BRAO: 90% Emboli, rest intraocular inflammations such as toxoplasmosis or herpes retinitis (the acute retinal necrosis syndrome) can lead to BRAO.

  • In an arterial obstruction the retinal arteries distal to the blockage appear thin and attenuated. The blood column may be interrupted in both the distal arteries and the corresponding draining veins. This phenomenon has been labeled ‘‘boxcarring.’’
  • It is of paramount importance that giant cell arteritis be ruled out in all patients older than age 50 with a CRAO. (not BRAO) With the exception of corticosteroid treatment for giant cell arteritis, prophylaxis against arterial obstructions is not generally given.

The risk of bilaterality in retinal arterial obstruction is approximately 10%.


  • CRAO:NVI 15%

BRAO: NVI very rare

BRVO: NVE 30%, NVD 10%, NVI 1% ( total neovascularization risk 40% from which 60% develop VH)

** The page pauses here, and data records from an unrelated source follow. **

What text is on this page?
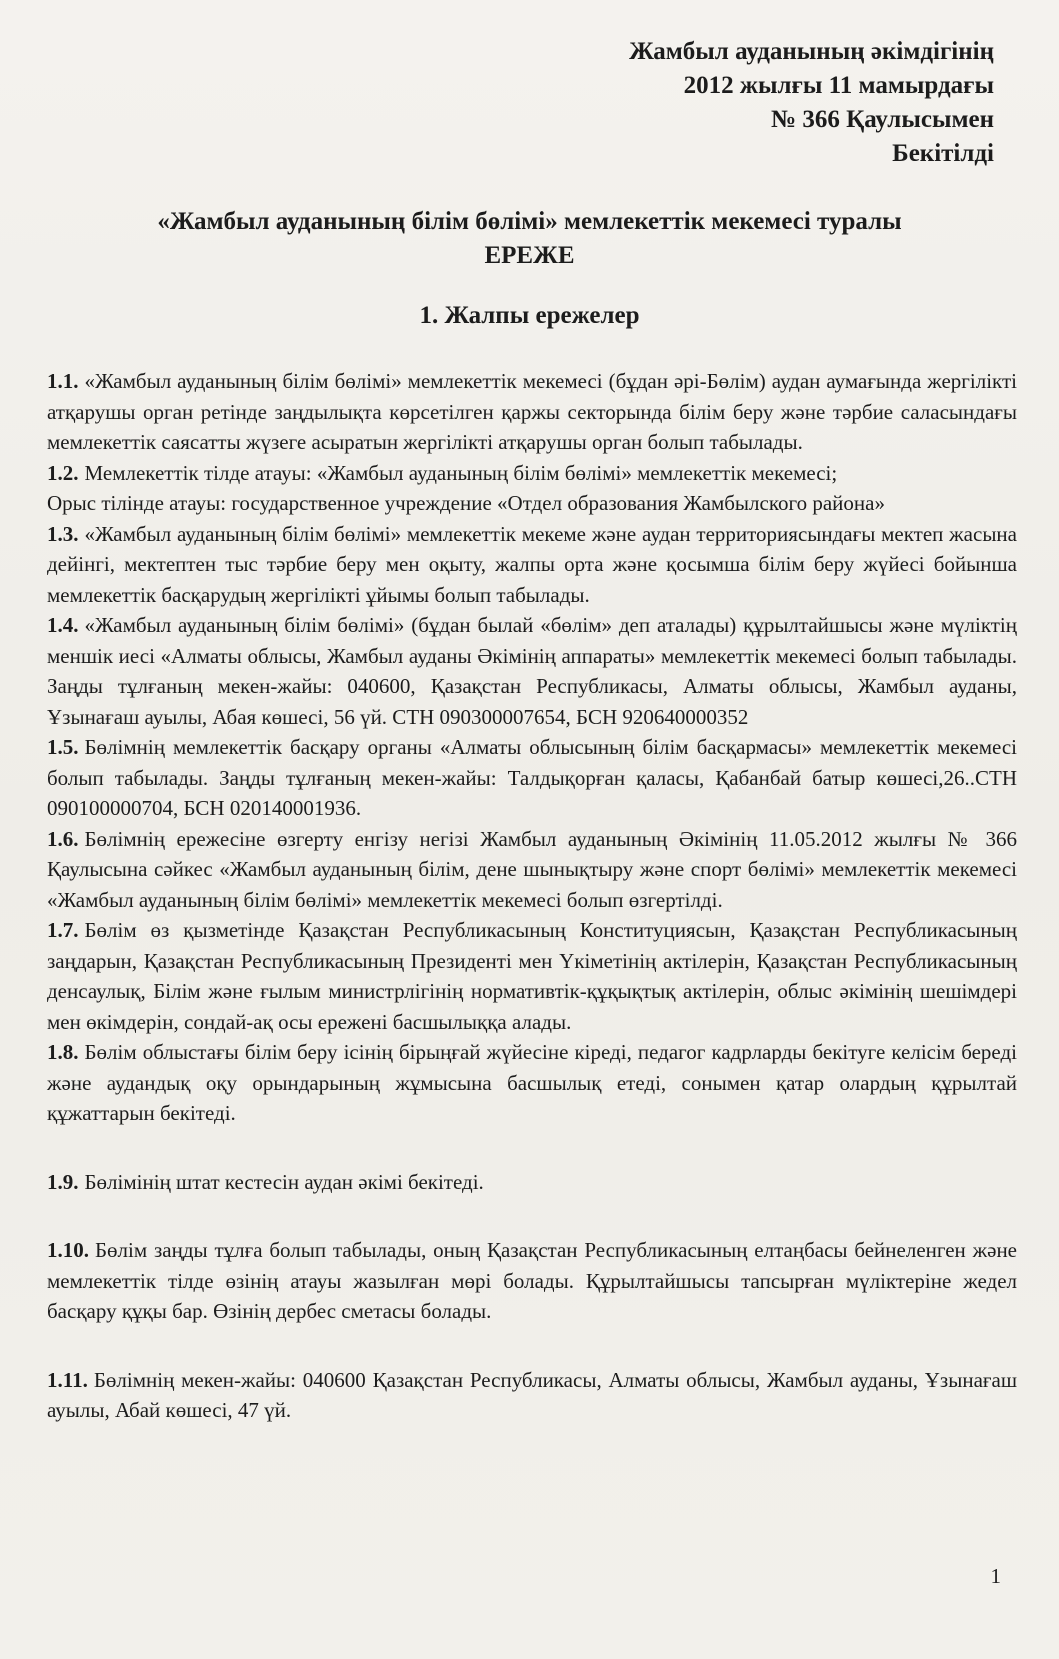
Жамбыл ауданының әкімдігінің
2012 жылғы 11 мамырдағы
№ 366 Қаулысымен
Бекітілді
«Жамбыл ауданының білім бөлімі» мемлекеттік мекемесі туралы
ЕРЕЖЕ
1. Жалпы ережелер

1.1. «Жамбыл ауданының білім бөлімі» мемлекеттік мекемесі (бұдан әрі-Бөлім) аудан аумағында жергілікті атқарушы орган ретінде заңдылықта көрсетілген қаржы секторында білім беру және тәрбие саласындағы мемлекеттік саясатты жүзеге асыратын жергілікті атқарушы орган болып табылады.

1.2. Мемлекеттік тілде атауы: «Жамбыл ауданының білім бөлімі» мемлекеттік мекемесі;

Орыс тілінде атауы: государственное учреждение «Отдел образования Жамбылского района»

1.3. «Жамбыл ауданының білім бөлімі» мемлекеттік мекеме және аудан территориясындағы мектеп жасына дейінгі, мектептен тыс тәрбие беру мен оқыту, жалпы орта және қосымша білім беру жүйесі бойынша мемлекеттік басқарудың жергілікті ұйымы болып табылады.

1.4. «Жамбыл ауданының білім бөлімі» (бұдан былай «бөлім» деп аталады) құрылтайшысы және мүліктің меншік иесі «Алматы облысы, Жамбыл ауданы Әкімінің аппараты» мемлекеттік мекемесі болып табылады. Заңды тұлғаның мекен-жайы: 040600, Қазақстан Республикасы, Алматы облысы, Жамбыл ауданы, Ұзынағаш ауылы, Абая көшесі, 56 үй. СТН 090300007654, БСН 920640000352

1.5. Бөлімнің мемлекеттік басқару органы «Алматы облысының білім басқармасы» мемлекеттік мекемесі болып табылады. Заңды тұлғаның мекен-жайы: Талдықорған қаласы, Қабанбай батыр көшесі,26..СТН 090100000704, БСН 020140001936.

1.6. Бөлімнің ережесіне өзгерту енгізу негізі Жамбыл ауданының Әкімінің 11.05.2012 жылғы № 366 Қаулысына сәйкес «Жамбыл ауданының білім, дене шынықтыру және спорт бөлімі» мемлекеттік мекемесі «Жамбыл ауданының білім бөлімі» мемлекеттік мекемесі болып өзгертілді.

1.7. Бөлім өз қызметінде Қазақстан Республикасының Конституциясын, Қазақстан Республикасының заңдарын, Қазақстан Республикасының Президенті мен Үкіметінің актілерін, Қазақстан Республикасының денсаулық, Білім және ғылым министрлігінің нормативтік-құқықтық актілерін, облыс әкімінің шешімдері мен өкімдерін, сондай-ақ осы ережені басшылыққа алады.

1.8. Бөлім облыстағы білім беру ісінің бірыңғай жүйесіне кіреді, педагог кадрларды бекітуге келісім береді және аудандық оқу орындарының жұмысына басшылық етеді, сонымен қатар олардың құрылтай құжаттарын бекітеді.

1.9. Бөлімінің штат кестесін аудан әкімі бекітеді.

1.10. Бөлім заңды тұлға болып табылады, оның Қазақстан Республикасының елтаңбасы бейнеленген және мемлекеттік тілде өзінің атауы жазылған мөрі болады. Құрылтайшысы тапсырған мүліктеріне жедел басқару құқы бар. Өзінің дербес сметасы болады.

1.11. Бөлімнің мекен-жайы: 040600 Қазақстан Республикасы, Алматы облысы, Жамбыл ауданы, Ұзынағаш ауылы, Абай көшесі, 47 үй.

1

  • Hypertension, cardiovascular disease, increased body mass index, and glaucoma are risk factors for a BRVO. Approximately 10% of patients with a BRVO will develop a retinal vein occlusion in the fellow eye.

nonischemic BRVO is defined as having less than five disc areas of retinal capillary nonperfusion, as documented by fluorescein angiography. An ischemic BRVO is defined as having more than five disc areas of retinal capillary nonperfusion.

  • Hypertension, diabetes mellitus, and glaucoma are risk factors for a CRVO.

nonischemic CRVO is defined as having less than 10 disc areas of capillary nonperfusion on fluorescein angiography, whereas an ischemic CRVO is defined as having greater than 10 disc areas of capillary nonperfusion. Clinically, patients with an ischemic CRVO have poor vision, an afferent pupillary defect, and extensive intraretinal hemorrhages.

  • Cytoid bodies indicate that RD is old. They occur due to proliferation of muller cells.
  • The prevalence of endophthalmitis is 1.4% after intravitreal triamcinolone injection. However, this also includes cases of pseudoendophthalmitis. Excluding pseudoendophthalmitis, the prevalence is approximately 0.6%.